Lisbon-based designer Sam Baron has created a set of signs made from bricks, tape and mirrors to encourage social distancing at the Museum of Art, Architecture and Technology, which reopened this week.
Baron created the series of interventions to allow visitors to the Amanda Levete-designed Museum of Art, Architecture and Technology (MAAT) in Lisbon to navigate around the building while adhering to social distancing guidelines.
"In order to aid our audiences to understand and respect also the more general rules of distancing inside our halls, we commissioned the design of a 'three-dimensional communication system' by Sam Baron," MAAT executive director Beatrice Leanza told Dezeen.

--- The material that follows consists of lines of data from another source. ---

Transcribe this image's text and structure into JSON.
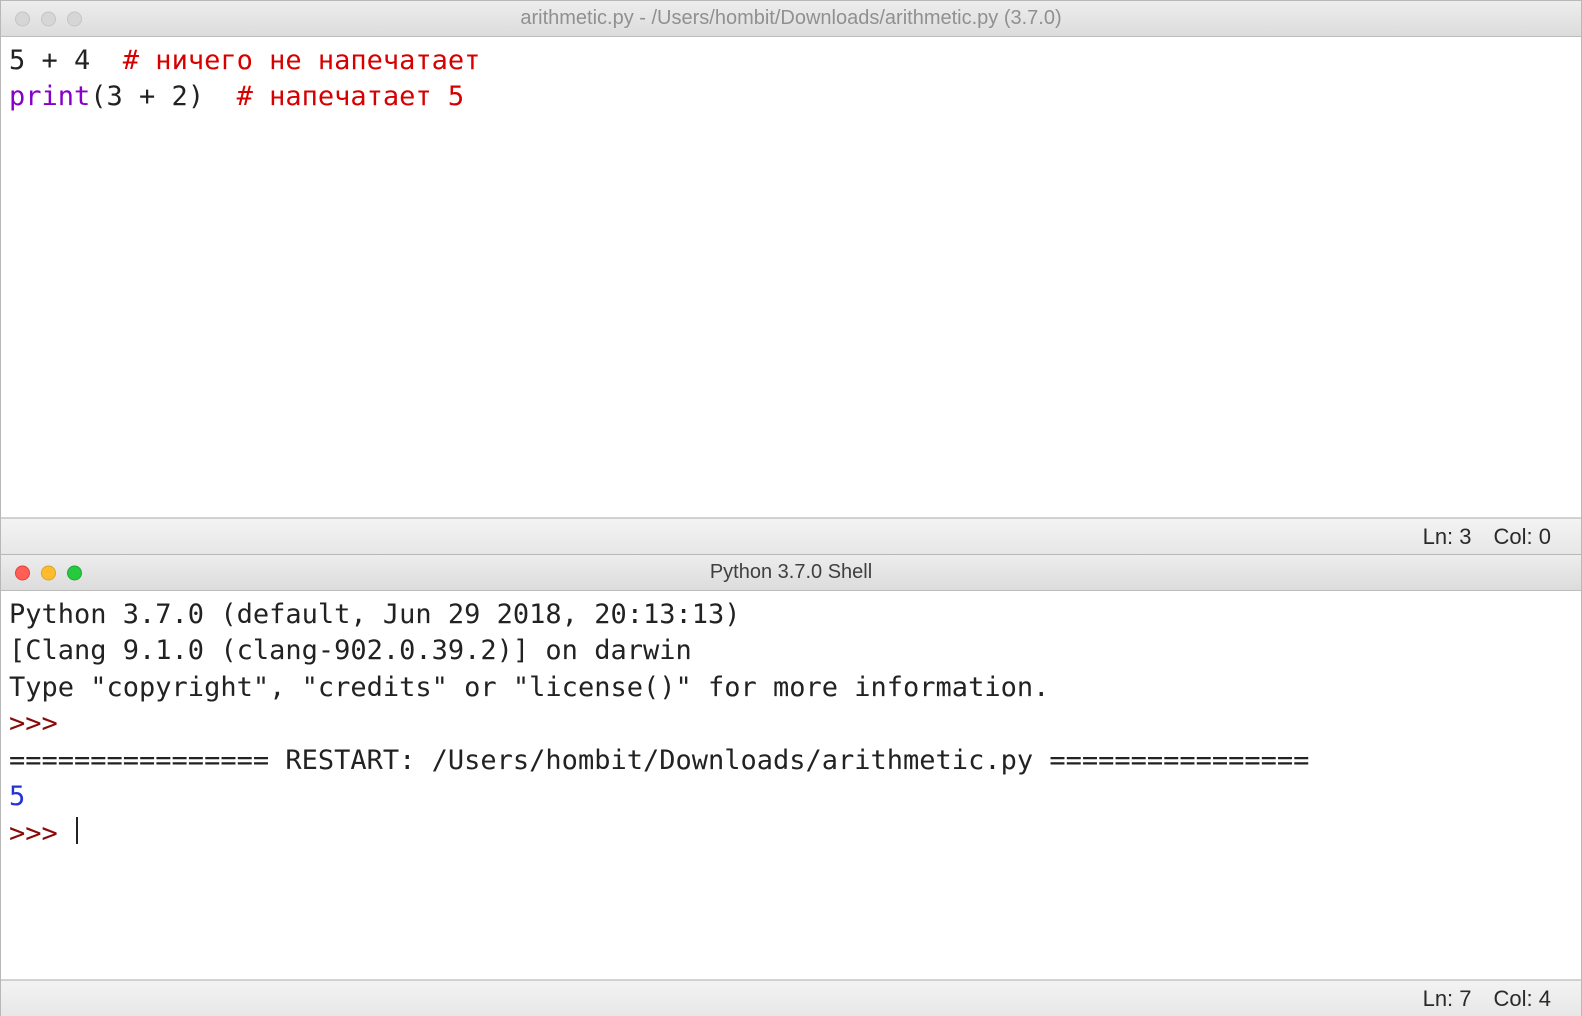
{
  "editor_window": {
    "title": "arithmetic.py - /Users/hombit/Downloads/arithmetic.py (3.7.0)",
    "traffic_active": false,
    "code": {
      "line1_expr": "5 + 4  ",
      "line1_comment": "# ничего не напечатает",
      "line2_builtin": "print",
      "line2_args": "(3 + 2)  ",
      "line2_comment": "# напечатает 5"
    },
    "status": {
      "ln_label": "Ln: 3",
      "col_label": "Col: 0"
    }
  },
  "shell_window": {
    "title": "Python 3.7.0 Shell",
    "traffic_active": true,
    "banner_line1": "Python 3.7.0 (default, Jun 29 2018, 20:13:13) ",
    "banner_line2": "[Clang 9.1.0 (clang-902.0.39.2)] on darwin",
    "banner_line3": "Type \"copyright\", \"credits\" or \"license()\" for more information.",
    "prompt": ">>> ",
    "restart_line": "================ RESTART: /Users/hombit/Downloads/arithmetic.py ================",
    "output_value": "5",
    "status": {
      "ln_label": "Ln: 7",
      "col_label": "Col: 4"
    }
  }
}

"It is an ingenious, simple yet very effective and fun solution that makes use of basic materials like bricks, mirrors and tape and populates all the spaces at strategic intersections to help people navigate the museum in respect of rules."
Baron designed the 3D signage system, which can be easily removed when restrictions are eased, as he wanted the messages displayed to have an impact.
"In partnership with Lavandaria, a fine printing design studio in Lisbon, the idea was to give a special touch to our signage system," Baron told Dezeen.
"We all wanted to have print material that has a 3D presence as the spaces are big, and at the same time to be modular to display the different informative signs."
The signage was made using a combination of red bricks, green tape and mirrors. Bricks with bright green arrows were used to mark a one-way system that has been implemented at the MAAT, and as weights to keep a series of mirrors in position.
Safety information has been printed on the mirrors in matching bright green.
"We paired the bricks with some mirror panels as a way to engage more with the visitors," explained Baron.
"In fact to see yourself reading some safety rules give a unique feeling of responsibility as it makes you feel truly concerned," he continued.
The material selection was also a nod towards the architecture of the ceramic-clad MAAT building and the adjacent Central Tejo brick power station.
"It is also a clear references to MAAT buildings, having in one side an old electric power station made of red clay bricks and iron structures and on the other side a very contemporary white building that mirrors the river side," said Baron.
Baron aimed for the signage to be "unexpected" and welcome visitors back to the museum, not scare them.
"We believe that to create signage for Covid, which has been in the mind of all of us for months, it was smart to give a more human-based flavour to this project," he said.
"It is not about scaring or controlling the visitors but welcoming them back, offering them a safe way to embrace culture again and feel good in a sheltered environment such as a museum."
The signage is now in place at the MAAT museum, which reopened to the public on June 10th with a maximin capacity of 161. It reopened with a museum-wide installation designed by New York architecture studio SO-IL, along with an exhibition of its work called the Currents – Temporary Architectures by SO-IL exhibition.